Transcription Termination Factor (TTF1), a multifunctional regulator of ribosomal RNA gene activity and cell growth
Dany S. Sibai1,2, Michel G. Tremblay1, Frédéric Lessard1, Marianne-Sabourine Félix1, Thomas Moss 1,2 1 Laboratory of Growth and Development, St-Patrick Research Group in Basic Oncology, Cancer Division of the Quebec University Hospital Research Centre, Laval University, Quebec, Canada; 2 Department of Molecular Biology, Medical Biochemistry and Pathology, Faculty of Medicine, Laval University, Quebec, Canada.

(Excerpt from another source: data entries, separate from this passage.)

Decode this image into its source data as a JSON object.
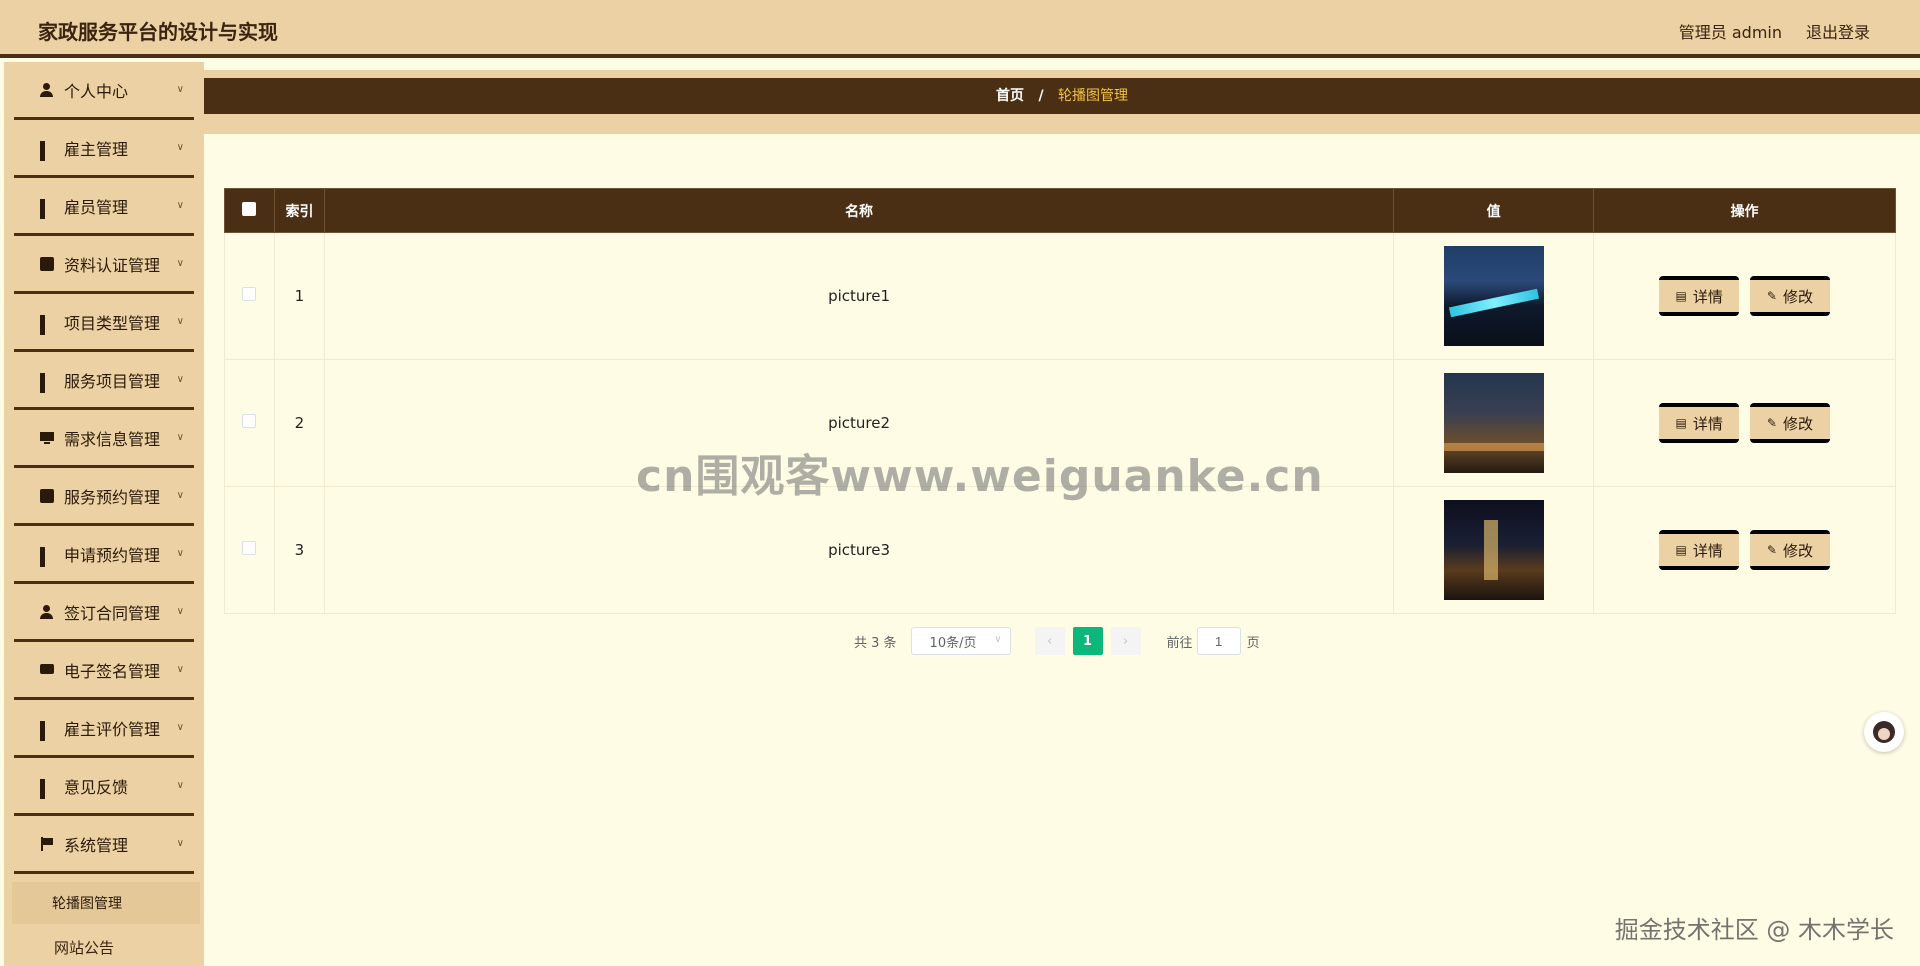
{
  "header": {
    "title": "家政服务平台的设计与实现",
    "admin_label": "管理员 admin",
    "logout_label": "退出登录"
  },
  "sidebar": {
    "items": [
      {
        "label": "个人中心",
        "icon": "person-icon"
      },
      {
        "label": "雇主管理",
        "icon": "grid-icon"
      },
      {
        "label": "雇员管理",
        "icon": "grid-icon"
      },
      {
        "label": "资料认证管理",
        "icon": "wallet-icon"
      },
      {
        "label": "项目类型管理",
        "icon": "grid-icon"
      },
      {
        "label": "服务项目管理",
        "icon": "grid-icon"
      },
      {
        "label": "需求信息管理",
        "icon": "monitor-icon"
      },
      {
        "label": "服务预约管理",
        "icon": "clipboard-icon"
      },
      {
        "label": "申请预约管理",
        "icon": "grid-icon"
      },
      {
        "label": "签订合同管理",
        "icon": "person-icon"
      },
      {
        "label": "电子签名管理",
        "icon": "chat-icon"
      },
      {
        "label": "雇主评价管理",
        "icon": "grid-icon"
      },
      {
        "label": "意见反馈",
        "icon": "grid-icon"
      },
      {
        "label": "系统管理",
        "icon": "flag-icon"
      }
    ],
    "sub_items": [
      {
        "label": "轮播图管理",
        "active": true
      },
      {
        "label": "网站公告",
        "active": false
      }
    ]
  },
  "breadcrumb": {
    "home": "首页",
    "separator": "/",
    "current": "轮播图管理"
  },
  "table": {
    "headers": [
      "索引",
      "名称",
      "值",
      "操作"
    ],
    "rows": [
      {
        "index": "1",
        "name": "picture1",
        "image": "night-bridge-photo"
      },
      {
        "index": "2",
        "name": "picture2",
        "image": "night-canal-buildings-photo"
      },
      {
        "index": "3",
        "name": "picture3",
        "image": "night-skyline-photo"
      }
    ],
    "detail_label": "详情",
    "edit_label": "修改"
  },
  "pagination": {
    "total": "共 3 条",
    "page_size": "10条/页",
    "current_page": "1",
    "goto_label": "前往",
    "goto_value": "1",
    "page_suffix": "页"
  },
  "watermark": "cn围观客www.weiguanke.cn",
  "credit": "掘金技术社区 @ 木木学长",
  "colors": {
    "header_bg": "#ebd1a3",
    "dark_brown": "#4a2f14",
    "page_bg": "#fffce6",
    "active_page": "#0bb87a",
    "crumb_current": "#f5c242"
  }
}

Transcription Termination Factor I (TTF1) is a Myb-family sequence specific factor whose unique N-terminal negative regulatory domain (NRD) inhibits DNA binding. TTF1 is the ortholog of Reb1p, one of two essential Nucleosome Free Regions (NFRs) inducers in yeast. Mouse and human TTF1 are believed to be responsible for termination of 47S pre-ribosomal RNA (47S rRNA) transcription and for imposing a unidirectional mode of DNA replication across the ribosomal RNA gene (rDNA) repeats. TTF1 has also been implicated in rDNA silencing via a lncRNA, chromatin remodelling and DNA CpG methylation (meCpG) as well as in mediating p14/19-ARF tumour suppressor activity. Moreover, studies have demonstrated a potential role for TTF1 in nucleosome positioning and transcriptional activation. However, to date these potential functions have not been directly tested in vivo.
We have now generated mouse cell lines conditionally expressing TTF1. Since loss of TTF1 was expected to cause inviability, an epitope tagged, doxycycline inducible ttf1 cDNA was first introduced into the NIH3T3 mouse cell line and then CRISPR/Cas9 was used to induce homozygous deletions in the endogenous ttf1 alleles. The resulting cell lines have been used to determine the role TTF1 plays in cell growth, regulation of lncRNA synthesis and rDNA silencing, and how these functions are inter-related. To do this we have applied a range of techniques including RNA metabolic labeling, psoralen accessibility crosslinking, lncRNA mapping, chromatin immunoprecipitation (ChIP-qPCR and DChIP-Seq) and CpG methylation mapping. We show that TTF1 protein levels determine the cell proliferation rate by regulating ribosome production and total cellular RNA levels rather than CpG methylation and rDNA silencing. The data further show that the lncRNA is indeed generated from the enhancer-associated “Spacer” promoter and suggest an alternative scenario for lncRNA function in which the rDNA activity is regulated by promoter occlusion.